Malte a été placée l'an dernier par le Groupe d'action financière (GAFI) sur une "liste grise" de pays sous surveillance accrue en raison de leur exposition au blanchiment d'argent et au financement du terrorisme, et est critiquée pour son système de "passeports dorés" accordant la citoyenneté à de riches investisseurs qui, souvent, ne s'y rendent jamais.
Sous la pression politique, M. Abela a suspendu ce programme pour les Russes et les Bélarusses après l'invasion de l'Ukraine mais le Parlement européen a demandé ce mois-ci la suppression de tous les programmes de ce type dans l'UE.
Pour de nombreux électeurs, la croissance économique reste la principale préoccupation. Après une chute libre de l'économie provoquée par la crise sanitaire, la croissance a dépassé les 9% l'année dernière, revigorée par l'appui du gouvernement aux particuliers et aux entreprises.
"Depuis que les travaillistes sont en place, ils ont toujours travaillé pour le peuple", estimait Josephine Canilleri, 71 ans, dans la ville de Mosta avant le scrutin.
D'autres, comme Joanne O'Donnell, 37 ans, jugent que "le parti travailliste doit quitter le gouvernement". "Aux yeux des gens (à l'étranger), Malte est passée d'un paradis à cet endroit où Daphne a été assassinée", déplorait-elle lors d'un rassemblement du parti nationaliste à La Valette. "Je ne suis pas fière de ça".
- "On ne respire pas" -
Autre enjeu majeur sur l'archipel: l'environnement. Les habitants se plaignent régulièrement du manque d'espaces verts suite à l'explosion des constructions ces dernières années.
Les gratte-ciel modernes se multiplient entre les vieux bâtiments en pierre et les routes sont souvent encombrées par la circulation.
"Il y a des camions partout, on ne respire pas.
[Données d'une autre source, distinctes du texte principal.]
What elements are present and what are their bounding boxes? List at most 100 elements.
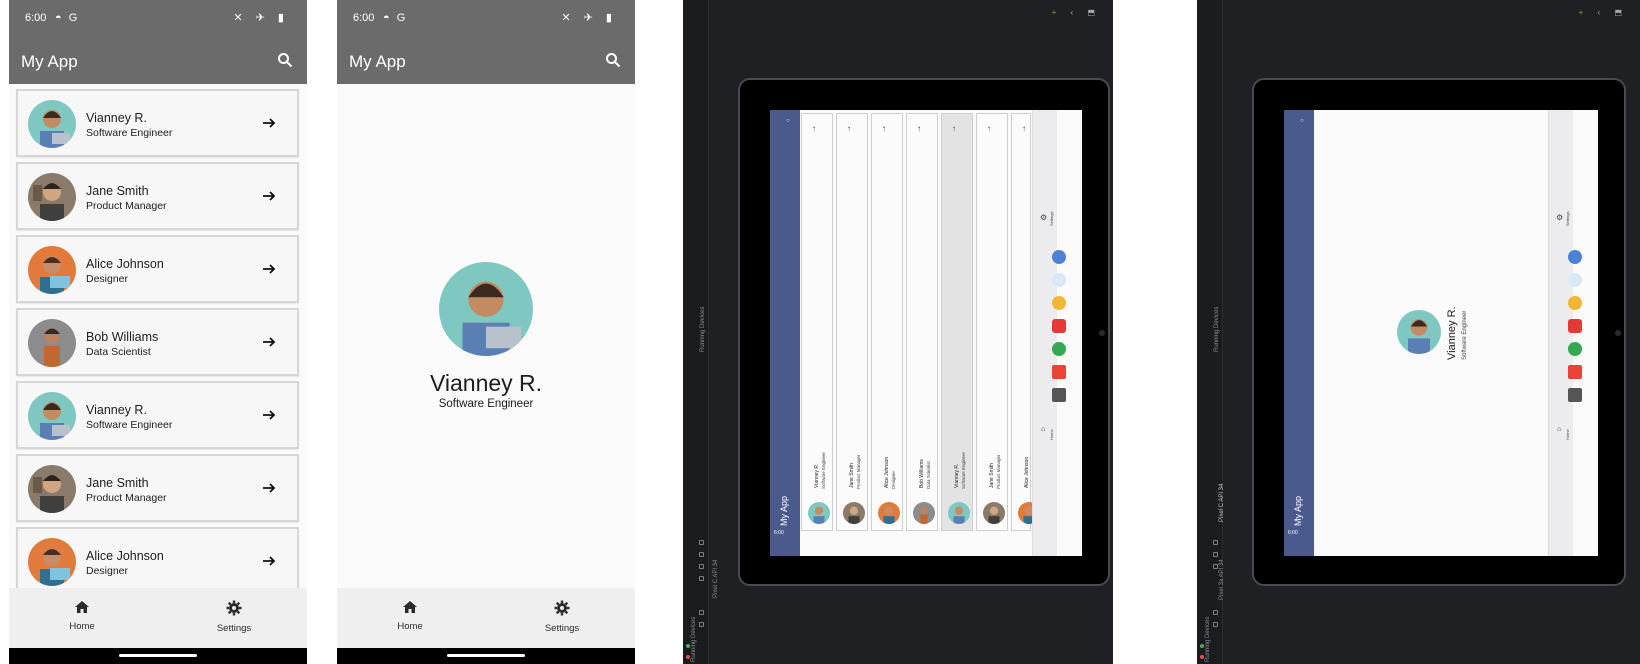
arrow-forward-icon[interactable] xyxy=(261,261,277,277)
arrow-forward-icon[interactable]: ↑ xyxy=(987,124,991,133)
device-icon[interactable]: ⬒ xyxy=(1614,8,1628,17)
contact-card[interactable]: ↑ Bob Williams Data Scientist xyxy=(906,113,938,531)
contact-card[interactable]: Jane Smith Product Manager xyxy=(16,454,299,522)
home-icon xyxy=(75,601,89,613)
device-icon[interactable]: ⬒ xyxy=(1087,8,1101,17)
app-drawer-icon[interactable] xyxy=(1052,388,1066,402)
contact-card[interactable]: Alice Johnson Designer xyxy=(16,527,299,595)
tool-icon[interactable] xyxy=(699,552,704,557)
detail-avatar xyxy=(1397,310,1441,354)
arrow-forward-icon[interactable]: ↑ xyxy=(812,124,816,133)
contact-card[interactable]: Bob Williams Data Scientist xyxy=(16,308,299,376)
contact-card[interactable]: ↑ Vianney R. Software Engineer xyxy=(801,113,833,531)
ide-left-toolbar: Running Devices Running Devices Pixel C … xyxy=(683,0,719,664)
contact-card[interactable]: ↑ Alice Johnson Designer xyxy=(871,113,903,531)
status-dot-icon xyxy=(686,644,690,648)
gear-icon[interactable]: ⚙ xyxy=(1556,213,1563,222)
contact-name: Alice Johnson xyxy=(884,456,890,488)
phone-list-screen: 6:00 ◓ G ✕ ✈ ▮ My App Vianney R. Softwar… xyxy=(9,0,307,664)
gear-icon[interactable]: ⚙ xyxy=(1040,213,1047,222)
status-time: 6:00 xyxy=(774,530,784,536)
tool-icon[interactable] xyxy=(1213,540,1218,545)
arrow-forward-icon[interactable]: ↑ xyxy=(917,124,921,133)
nav-settings[interactable]: Settings xyxy=(522,600,602,634)
ide-top-toolbar: + ‹ ⬒ xyxy=(1578,8,1628,17)
running-devices-tab[interactable]: Running Devices xyxy=(1205,617,1211,662)
arrow-forward-icon[interactable]: ↑ xyxy=(952,124,956,133)
status-dot-icon xyxy=(686,655,690,659)
arrow-forward-icon[interactable]: ↑ xyxy=(847,124,851,133)
assistant-icon[interactable] xyxy=(1568,250,1582,264)
arrow-forward-icon[interactable] xyxy=(261,188,277,204)
search-icon[interactable]: ○ xyxy=(786,118,790,124)
contact-card[interactable]: Jane Smith Product Manager xyxy=(16,162,299,230)
contact-card[interactable]: Vianney R. Software Engineer xyxy=(16,381,299,449)
chrome-icon[interactable] xyxy=(1052,342,1066,356)
contact-name: Vianney R. xyxy=(86,403,147,417)
contact-card-selected[interactable]: ↑ Vianney R. Software Engineer xyxy=(941,113,973,531)
tool-icon[interactable] xyxy=(699,540,704,545)
avatar xyxy=(948,502,970,524)
tool-icon[interactable] xyxy=(699,610,704,615)
device-tab[interactable]: Pixel C API 34 xyxy=(713,560,719,598)
search-icon[interactable] xyxy=(277,52,293,68)
youtube-icon[interactable] xyxy=(1568,319,1582,333)
contact-role: Designer xyxy=(86,273,129,285)
nav-home[interactable]: Home xyxy=(370,600,450,632)
contact-card[interactable]: ↑ Alice Johnson xyxy=(1011,113,1040,531)
contact-role: Data Scientist xyxy=(926,461,931,489)
tool-icon[interactable] xyxy=(1213,622,1218,627)
search-icon[interactable]: ○ xyxy=(1300,118,1304,124)
photos-icon[interactable] xyxy=(1052,296,1066,310)
detail-name: Vianney R. xyxy=(1446,306,1458,360)
app-drawer-icon[interactable] xyxy=(1568,388,1582,402)
tool-icon[interactable] xyxy=(1213,610,1218,615)
contact-role: Designer xyxy=(891,470,896,489)
device-tab-active[interactable]: Pixel C API 34 xyxy=(1219,484,1225,522)
running-devices-tab[interactable]: Running Devices xyxy=(691,617,697,662)
home-indicator[interactable] xyxy=(119,654,197,657)
photos-icon[interactable] xyxy=(1568,296,1582,310)
contact-name: Jane Smith xyxy=(849,462,855,488)
avatar xyxy=(843,502,865,524)
home-indicator[interactable] xyxy=(447,654,525,657)
nav-settings[interactable]: Settings xyxy=(194,600,274,634)
chrome-icon[interactable] xyxy=(1568,342,1582,356)
home-icon[interactable]: ⌂ xyxy=(1041,426,1045,433)
bottom-navigation: Home Settings xyxy=(337,588,635,648)
tool-icon[interactable] xyxy=(1213,552,1218,557)
search-icon[interactable] xyxy=(605,52,621,68)
gmail-icon[interactable] xyxy=(1568,365,1582,379)
status-time: 6:00 xyxy=(25,12,47,24)
arrow-forward-icon[interactable] xyxy=(261,553,277,569)
youtube-icon[interactable] xyxy=(1052,319,1066,333)
contact-role: Software Engineer xyxy=(821,451,826,489)
nav-home[interactable]: Home xyxy=(42,600,122,632)
avatar xyxy=(28,319,76,367)
tool-icon[interactable] xyxy=(699,564,704,569)
contact-card[interactable]: Vianney R. Software Engineer xyxy=(16,89,299,157)
gmail-icon[interactable] xyxy=(1052,365,1066,379)
arrow-forward-icon[interactable]: ↑ xyxy=(1022,124,1026,133)
contact-role: Data Scientist xyxy=(86,346,151,358)
run-icon[interactable]: + xyxy=(1052,8,1063,17)
tool-icon[interactable] xyxy=(699,622,704,627)
assistant-icon[interactable] xyxy=(1052,250,1066,264)
contact-card[interactable]: Alice Johnson Designer xyxy=(16,235,299,303)
run-icon[interactable]: + xyxy=(1579,8,1590,17)
tool-icon[interactable] xyxy=(1213,564,1218,569)
phone-icon[interactable] xyxy=(1568,273,1582,287)
tool-icon[interactable] xyxy=(699,576,704,581)
device-tab[interactable]: Pixel 3a API 34 xyxy=(1219,559,1225,600)
arrow-forward-icon[interactable] xyxy=(261,480,277,496)
arrow-forward-icon[interactable] xyxy=(261,334,277,350)
home-icon[interactable]: ⌂ xyxy=(1557,426,1561,433)
contact-name: Vianney R. xyxy=(86,111,147,125)
phone-icon[interactable] xyxy=(1052,273,1066,287)
contact-card[interactable]: ↑ Jane Smith Product Manager xyxy=(976,113,1008,531)
arrow-forward-icon[interactable]: ↑ xyxy=(882,124,886,133)
arrow-forward-icon[interactable] xyxy=(261,115,277,131)
contact-card[interactable]: ↑ Jane Smith Product Manager xyxy=(836,113,868,531)
arrow-forward-icon[interactable] xyxy=(261,407,277,423)
nav-home-label: Home xyxy=(397,621,423,632)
Il y a de la poussière, du béton - pas d'arbres, pas de vert, zéro", se plaint Vincent Borg, 68 ans, en prenant son petit-déjeuner à Mosta.
Le parti travailliste et le parti nationaliste ont tous deux promis davantage d'efforts pour protéger les espaces verts. Quant au parti écologiste, l'ADPD, il n'est pas parvenu à s'imposer dans le système bipartite qui régit Malte depuis des décennies.